La señora Rival se agitó, algo inquieta.

—No había envejecido mucho. Harry sabía cuidarse.

—Y además pudo usted facilitarnos información adicional. ¿No recuerda haberme escrito hablándome de cierta cicatriz?

—Naturalmente que lo recuerdo. Tenía una cicatriz detrás de la oreja izquierda. Aquí.

La señora Rival señaló el lugar exacto llevándole la mano derecha al mismo.

—¿Detrás de la oreja izquierda? —Hardcastle dio algún énfasis a esta última palabra.

—Pues… —la mujer parecía dudar ahora—. Sí. Creo que sí. Sí. Estoy segura de ello. Por supuesto, obrando un tanto apresuradamente no es difícil citar la parte izquierda por la derecha y viceversa. Pero sí… fue la izquierda. Aquí —la señora Rival tornó a llevarse la mano al mismo sitio.

—Y esa cicatriz fue lo que quedó de una herida que se produjo su marido afeitándose, ¿no?

—Exacto. El perro saltó sobre él. El mastín que entonces teníamos era muy aficionado a tal género de ejercicios. Harry y el animal eran inseparables cuando mi esposo se encontraba en casa. La navaja en aquel momento se hundió en la carne, causándole una herida bastante profunda. Harry sangró mucho. Aquélla acabó por curarse, ni que decir tiene, pero quedó la señal.

Parecía hablar con más seguridad en estos momentos la señora Rival.

—Es ése un punto muy interesante. En fin de cuentas, un hombre presenta el aspecto que puedan presentar otros muchos. Se piensa en ello, especialmente, cuando han transcurrido muchos años. Ahora bien, hallar un individuo que se parece mucho a su esposo, el cual tiene una cicatriz en determinado sitio… Eso zanja todas las vacilaciones que pudiera haber con respecto a la seguridad de la identificación, ¿verdad? Así se da con una base sólida, que permite orientar las investigaciones policíacas en un sentido u otro.

—Me alegro de que se sienta complacido.

—Y ese accidente de la navaja de afeitar ocurrió…, ¿cuándo?

La señora Rival reflexionó unos segundos.

—Debió ser… Unos seis meses después de nuestra boda, aproximadamente. Sí. Nosotros nos hicimos del perro aquel verano, recuerdo.

—Es decir, entre los meses de octubre y noviembre de 1948.

—Eso es.

—Y después, en el año 1951, su esposo la dejó…

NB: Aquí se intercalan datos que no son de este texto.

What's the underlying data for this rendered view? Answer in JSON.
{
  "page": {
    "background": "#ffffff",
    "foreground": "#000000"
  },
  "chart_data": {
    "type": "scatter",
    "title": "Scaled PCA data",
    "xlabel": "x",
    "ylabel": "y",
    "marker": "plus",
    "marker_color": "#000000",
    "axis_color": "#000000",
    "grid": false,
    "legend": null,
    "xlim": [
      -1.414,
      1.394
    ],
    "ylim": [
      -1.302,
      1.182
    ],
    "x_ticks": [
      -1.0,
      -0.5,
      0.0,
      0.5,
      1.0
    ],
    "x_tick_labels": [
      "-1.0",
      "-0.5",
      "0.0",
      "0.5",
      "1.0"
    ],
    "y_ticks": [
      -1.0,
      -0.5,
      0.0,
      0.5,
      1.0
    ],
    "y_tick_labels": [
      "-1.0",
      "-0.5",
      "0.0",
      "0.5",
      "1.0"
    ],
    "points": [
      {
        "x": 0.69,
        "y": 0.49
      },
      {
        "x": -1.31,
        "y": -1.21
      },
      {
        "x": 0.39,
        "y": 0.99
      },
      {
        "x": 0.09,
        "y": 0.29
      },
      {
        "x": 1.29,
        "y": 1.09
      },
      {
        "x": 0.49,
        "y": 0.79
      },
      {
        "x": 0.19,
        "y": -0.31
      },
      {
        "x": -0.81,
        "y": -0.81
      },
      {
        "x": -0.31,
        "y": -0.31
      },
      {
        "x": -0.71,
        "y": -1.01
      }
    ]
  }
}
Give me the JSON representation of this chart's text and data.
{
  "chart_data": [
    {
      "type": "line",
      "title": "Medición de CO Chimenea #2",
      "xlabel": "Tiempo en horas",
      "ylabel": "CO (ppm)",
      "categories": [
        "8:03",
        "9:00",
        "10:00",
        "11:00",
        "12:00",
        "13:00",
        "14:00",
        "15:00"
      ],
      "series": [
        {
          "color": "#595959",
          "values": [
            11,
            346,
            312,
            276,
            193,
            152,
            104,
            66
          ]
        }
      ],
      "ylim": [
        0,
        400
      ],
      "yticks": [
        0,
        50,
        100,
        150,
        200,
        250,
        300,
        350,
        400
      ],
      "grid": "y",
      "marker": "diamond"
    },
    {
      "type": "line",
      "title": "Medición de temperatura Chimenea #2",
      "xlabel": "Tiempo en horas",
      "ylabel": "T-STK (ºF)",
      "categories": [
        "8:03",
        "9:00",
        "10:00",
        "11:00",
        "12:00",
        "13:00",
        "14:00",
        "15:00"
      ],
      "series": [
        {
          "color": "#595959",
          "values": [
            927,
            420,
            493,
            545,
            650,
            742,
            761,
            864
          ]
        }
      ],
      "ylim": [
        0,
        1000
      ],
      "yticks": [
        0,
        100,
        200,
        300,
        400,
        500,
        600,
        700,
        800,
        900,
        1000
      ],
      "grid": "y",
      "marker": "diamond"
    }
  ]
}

—Quizá me apartara yo también de él —manifestó la señora Rival con dignidad.

—Es igual. El caso es que después de 1951 usted no volvió a ver a su marido… Hasta el día en que descubrió su fotografía en los periódicos, ¿es así?

—Efectivamente. Eso es lo que le dije a usted.

—¿Y no tiene ninguna duda en relación con sus declaraciones, señora Rival?

—En absoluto. Sólo volví a ver el rostro de Harry CastIeton después de muerto.

—Es raro —murmuró Hardcastle—, muy raro…

—¿Qué es lo que le parece raro? ¿Qué quiere decir?

—El tejido cicatrizado tiene sus cosas curiosas. Claro, para usted o para mí una cicatriz es únicamente eso: una cicatriz. No nos dice nada de particular. Pero los médicos son capaces de obtener de aquélla toda una serie de enseñanzas. Por ejemplo pueden revelar, aproximadamente, la fecha de su formación.

—No sé adonde quiere usted ir a parar.

—Se trata de esto, sencillamente, señora Rival: de acuerdo con el informe médico de la policía, confirmado por otro particular, al que hemos consultado, la cicatriz que su marido tenía en la oreja databa solamente de cinco a seis años atrás.

—Tonterías. No lo creo. Yo… Nadie puede afirmar tal cosa. De todos modos no fue entonces cuando…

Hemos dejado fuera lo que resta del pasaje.